Reptiles and amphibians, with a crested lizard from Borneo, two new species of frog and nine new snakes are also among the discoveries.
Plants, red seaweeds, ciliates, diatoms and a lichen are also among the newly-described forms in the past year.
These include a delicate-looking seaweed called Corallina chamberlainiae.
It is found in the cold south Atlantic waters off some of the planet’s most remote islands including the Falkland Islands and Tristan da Cunha, revealing a connectivity between these places despite the vast distances that separate the two.
A giant Australian fossil wombat-like marsupial which grew as large as a black bear when it lived 25 million years ago is the biggest of this year’s creatures.
It is dubbed “big bones” from its Aboriginal name of Mukupirna nambensis.
There are 170 new species of beetles, including carab beetles from New Guinea, riffle beetles from Brazil and a minute marsh-loving beetle from Malawi, which have been named.
Another 70 new wasp and three new bee species were discovered.
The Bombus tibeticus bumblebee, which buzzes around the Tibetan Plateau at 5,640 metres above sea level in search of nectar, is among these finds.
Another 51 snail species, both fossil and living, have also been added to the world’s knowledge of creatures.
Many of the living ones are from the deep sea, while the extinct species are helping to show how north western Europe was once a teaming coral sea host to a diversity of life comparable to what is seen in southeast Asia today.
Moths, centipedes, flatworms, a butterfly, moss animals along with 122 new fossil species, such as barnacles, starfish, sea urchins and sea lilies, have also been named by the scientists
There is also a tiny spider that lived alongside the dinosaurs and is now trapped.
A “particularly peculiar creature” is Armilimax pauljamisoni, “a bizarre shell-bearing animal that has been described as an armoured slug”, the museum states.
It is found in rocks dating back to the Cambrian era, some 541-485 million years ago.

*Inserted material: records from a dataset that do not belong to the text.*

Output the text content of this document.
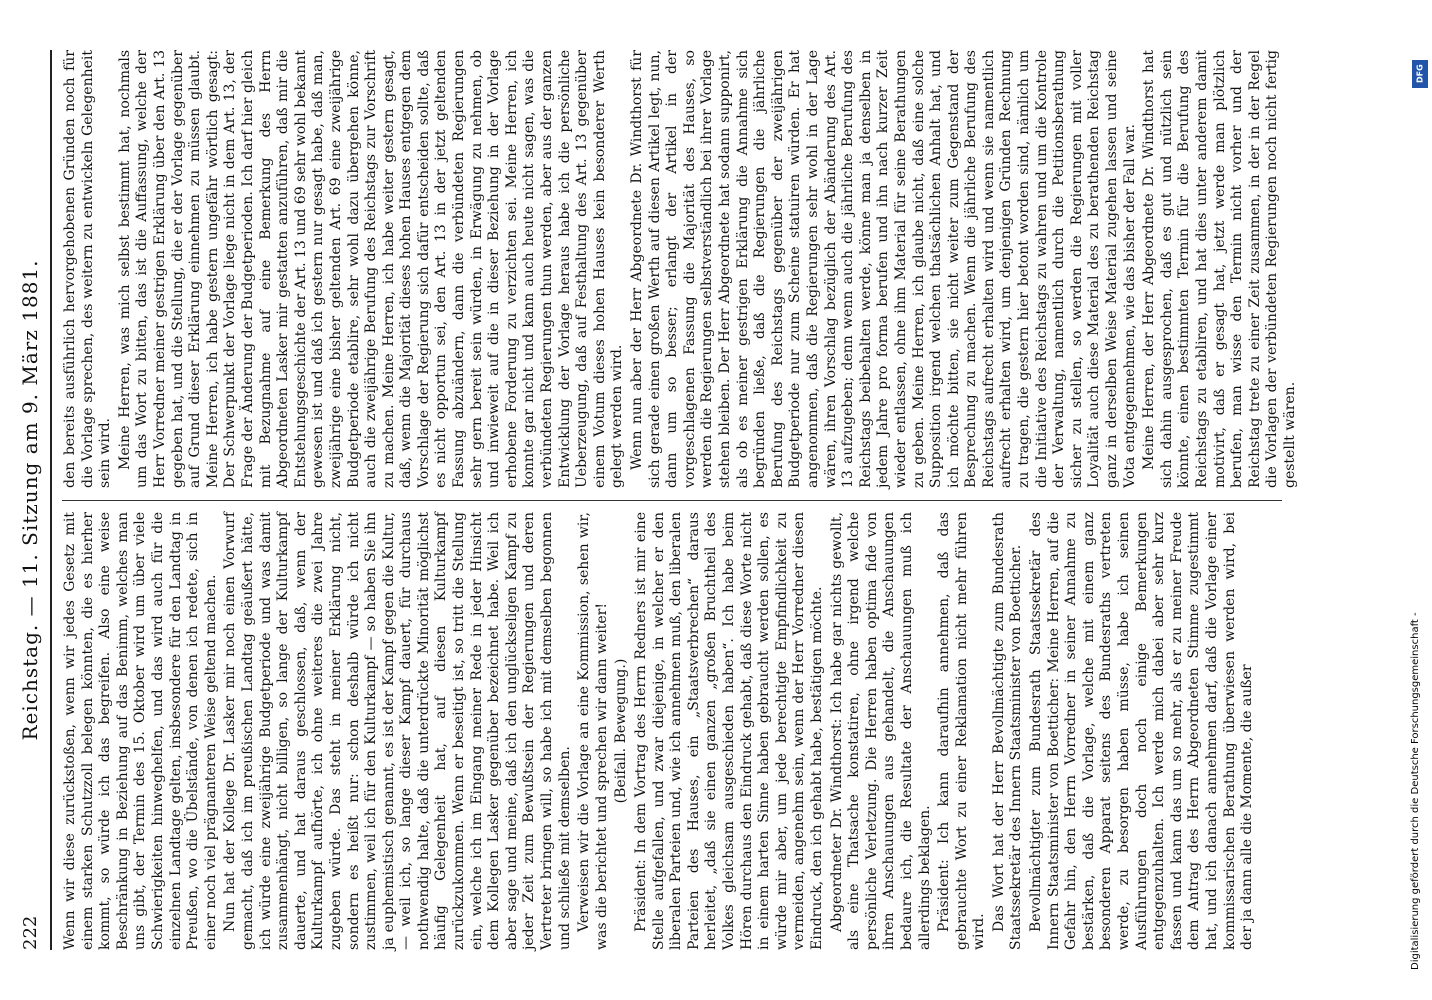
222
Reichstag. — 11. Sitzung am 9. März 1881. Wenn wir diese zurückstoßen, wenn wir jedes Gesetz mit einem starken Schutzzoll belegen könnten, die es hierher kommt, so würde ich das begreifen. Also eine weise Beschränkung in Beziehung auf das Benimm, welches man uns gibt, der Termin des 15. Oktober wird um über viele Schwierigkeiten hinweghelfen, und das wird auch für die einzelnen Landtage gelten, insbesondere für den Landtag in Preußen, wo die Übelstände, von denen ich redete, sich in einer noch viel prägnanteren Weise geltend machen. Nun hat der Kollege Dr. Lasker mir noch einen Vorwurf gemacht, daß ich im preußischen Landtag geäußert hätte, ich würde eine zweijährige Budgetperiode und was damit zusammenhängt, nicht billigen, so lange der Kulturkampf dauerte, und hat daraus geschlossen, daß, wenn der Kulturkampf aufhörte, ich ohne weiteres die zwei Jahre zugeben würde. Das steht in meiner Erklärung nicht, sondern es heißt nur: schon deshalb würde ich nicht zustimmen, weil ich für den Kulturkampf — so haben Sie ihn ja euphemistisch genannt, es ist der Kampf gegen die Kultur, — weil ich, so lange dieser Kampf dauert, für durchaus nothwendig halte, daß die unterdrückte Minorität möglichst häufig Gelegenheit hat, auf diesen Kulturkampf zurückzukommen. Wenn er beseitigt ist, so tritt die Stellung ein, welche ich im Eingang meiner Rede in jeder Hinsicht dem Kollegen Lasker gegenüber bezeichnet habe. Weil ich aber sage und meine, daß ich den unglückseligen Kampf zu jeder Zeit zum Bewußtsein der Regierungen und deren Vertreter bringen will, so habe ich mit demselben begonnen und schließe mit demselben. Verweisen wir die Vorlage an eine Kommission, sehen wir, was die berichtet und sprechen wir dann weiter! (Beifall. Bewegung.) Präsident: In dem Vortrag des Herrn Redners ist mir eine Stelle aufgefallen, und zwar diejenige, in welcher er den liberalen Parteien und, wie ich annehmen muß, den liberalen Parteien des Hauses, ein „Staatsverbrechen“ daraus herleitet, „daß sie einen ganzen „großen Bruchtheil des Volkes gleichsam ausgeschieden haben“. Ich habe beim Hören durchaus den Eindruck gehabt, daß diese Worte nicht in einem harten Sinne haben gebraucht werden sollen, es würde mir aber, um jede berechtigte Empfindlichkeit zu vermeiden, angenehm sein, wenn der Herr Vorredner diesen Eindruck, den ich gehabt habe, bestätigen möchte. Abgeordneter Dr. Windthorst: Ich habe gar nichts gewollt, als eine Thatsache konstatiren, ohne irgend welche persönliche Verletzung. Die Herren haben optima fide von ihren Anschauungen aus gehandelt, die Anschauungen bedaure ich, die Resultate der Anschauungen muß ich allerdings beklagen. Präsident: Ich kann daraufhin annehmen, daß das gebrauchte Wort zu einer Reklamation nicht mehr führen wird. Das Wort hat der Herr Bevollmächtigte zum Bundesrath Staatssekretär des Innern Staatsminister von Boetticher. Bevollmächtigter zum Bundesrath Staatssekretär des Innern Staatsminister von Boetticher: Meine Herren, auf die Gefahr hin, den Herrn Vorredner in seiner Annahme zu bestärken, daß die Vorlage, welche mit einem ganz besonderen Apparat seitens des Bundesraths vertreten werde, zu besorgen haben müsse, habe ich seinen Ausführungen doch noch einige Bemerkungen entgegenzuhalten. Ich werde mich dabei aber sehr kurz fassen und kann das um so mehr, als er zu meiner Freude dem Antrag des Herrn Abgeordneten Stimme zugestimmt hat, und ich danach annehmen darf, daß die Vorlage einer kommissarischen Berathung überwiesen werden wird, bei der ja dann alle die Momente, die außer

den bereits ausführlich hervorgehobenen Gründen noch für die Vorlage sprechen, des weitern zu entwickeln Gelegenheit sein wird. Meine Herren, was mich selbst bestimmt hat, nochmals um das Wort zu bitten, das ist die Auffassung, welche der Herr Vorredner meiner gestrigen Erklärung über den Art. 13 gegeben hat, und die Stellung, die er der Vorlage gegenüber auf Grund dieser Erklärung einnehmen zu müssen glaubt. Meine Herren, ich habe gestern ungefähr wörtlich gesagt: Der Schwerpunkt der Vorlage liege nicht in dem Art. 13, der Frage der Änderung der Budgetperioden. Ich darf hier gleich mit Bezugnahme auf eine Bemerkung des Herrn Abgeordneten Lasker mir gestatten anzuführen, daß mir die Entstehungsgeschichte der Art. 13 und 69 sehr wohl bekannt gewesen ist und daß ich gestern nur gesagt habe, daß man, zweijährige eine bisher geltenden Art. 69 eine zweijährige Budgetperiode etablire, sehr wohl dazu übergehen könne, auch die zweijährige Berufung des Reichstags zur Vorschrift zu machen. Meine Herren, ich habe weiter gestern gesagt, daß, wenn die Majorität dieses hohen Hauses entgegen dem Vorschlage der Regierung sich dafür entscheiden sollte, daß es nicht opportun sei, den Art. 13 in der jetzt geltenden Fassung abzuändern, dann die verbündeten Regierungen sehr gern bereit sein würden, in Erwägung zu nehmen, ob und inwieweit auf die in dieser Beziehung in der Vorlage erhobene Forderung zu verzichten sei. Meine Herren, ich konnte gar nicht und kann auch heute nicht sagen, was die verbündeten Regierungen thun werden, aber aus der ganzen Entwicklung der Vorlage heraus habe ich die persönliche Ueberzeugung, daß auf Festhaltung des Art. 13 gegenüber einem Votum dieses hohen Hauses kein besonderer Werth gelegt werden wird. Wenn nun aber der Herr Abgeordnete Dr. Windthorst für sich gerade einen großen Werth auf diesen Artikel legt, nun, dann um so besser; erlangt der Artikel in der vorgeschlagenen Fassung die Majorität des Hauses, so werden die Regierungen selbstverständlich bei ihrer Vorlage stehen bleiben. Der Herr Abgeordnete hat sodann supponirt, als ob es meiner gestrigen Erklärung die Annahme sich begründen ließe, daß die Regierungen die jährliche Berufung des Reichstags gegenüber der zweijährigen Budgetperiode nur zum Scheine statuiren würden. Er hat angenommen, daß die Regierungen sehr wohl in der Lage wären, ihren Vorschlag bezüglich der Abänderung des Art. 13 aufzugeben; denn wenn auch die jährliche Berufung des Reichstags beibehalten werde, könne man ja denselben in jedem Jahre pro forma berufen und ihn nach kurzer Zeit wieder entlassen, ohne ihm Material für seine Berathungen zu geben. Meine Herren, ich glaube nicht, daß eine solche Supposition irgend welchen thatsächlichen Anhalt hat, und ich möchte bitten, sie nicht weiter zum Gegenstand der Besprechung zu machen. Wenn die jährliche Berufung des Reichstags aufrecht erhalten wird und wenn sie namentlich aufrecht erhalten wird, um denjenigen Gründen Rechnung zu tragen, die gestern hier betont worden sind, nämlich um die Initiative des Reichstags zu wahren und um die Kontrole der Verwaltung, namentlich durch die Petitionsberathung sicher zu stellen, so werden die Regierungen mit voller Loyalität auch diese Material des zu berathenden Reichstag ganz in derselben Weise Material zugehen lassen und seine Vota entgegennehmen, wie das bisher der Fall war. Meine Herren, der Herr Abgeordnete Dr. Windthorst hat sich dahin ausgesprochen, daß es gut und nützlich sein könnte, einen bestimmten Termin für die Berufung des Reichstags zu etabliren, und hat dies unter anderem damit motivirt, daß er gesagt hat, jetzt werde man plötzlich berufen, man wisse den Termin nicht vorher und der Reichstag trete zu einer Zeit zusammen, in der in der Regel die Vorlagen der verbündeten Regierungen noch nicht fertig gestellt wären.

DFG
Digitalisierung gefördert durch die Deutsche Forschungsgemeinschaft -
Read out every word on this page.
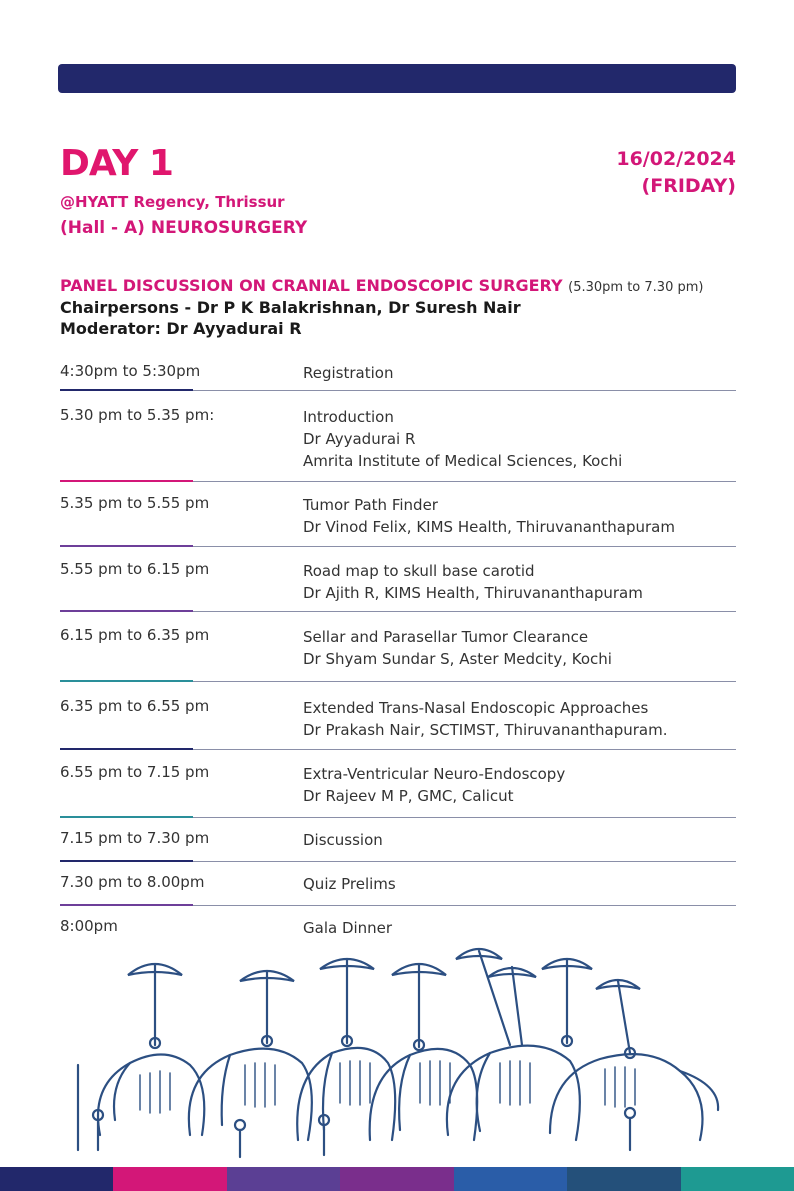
DAY 1
@HYATT Regency, Thrissur
(Hall - A) NEUROSURGERY
16/02/2024
(FRIDAY)
PANEL DISCUSSION ON CRANIAL ENDOSCOPIC SURGERY (5.30pm to 7.30 pm)
Chairpersons - Dr P K Balakrishnan, Dr Suresh Nair
Moderator: Dr Ayyadurai R
4:30pm to 5:30pm	Registration
5.30 pm to 5.35 pm:	Introduction
Dr Ayyadurai R
Amrita Institute of Medical Sciences, Kochi
5.35 pm to 5.55 pm	Tumor Path Finder
Dr Vinod Felix, KIMS Health, Thiruvananthapuram
5.55 pm to 6.15 pm	Road map to skull base carotid
Dr Ajith R, KIMS Health, Thiruvananthapuram
6.15 pm to 6.35 pm	Sellar and Parasellar Tumor Clearance
Dr Shyam Sundar S, Aster Medcity, Kochi
6.35 pm to 6.55 pm	Extended Trans-Nasal Endoscopic Approaches
Dr Prakash Nair, SCTIMST, Thiruvananthapuram.
6.55 pm to 7.15 pm	Extra-Ventricular Neuro-Endoscopy
Dr Rajeev M P, GMC, Calicut
7.15 pm to 7.30 pm	Discussion
7.30 pm to 8.00pm	Quiz Prelims
8:00pm	Gala Dinner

A new mineral is called kernowite and its large emerald green crystals came from a closed mine in Cornwall.
Between 100-120 new minerals are described globally every year and “it is even rarer to get some from the UK”, according to the museum’s principal curator of minerals, Mike Rumsey.
The 10 new mineral species which were described this year from all around the world are seen as a significant contribution as there are only around 6,000 known species of minerals.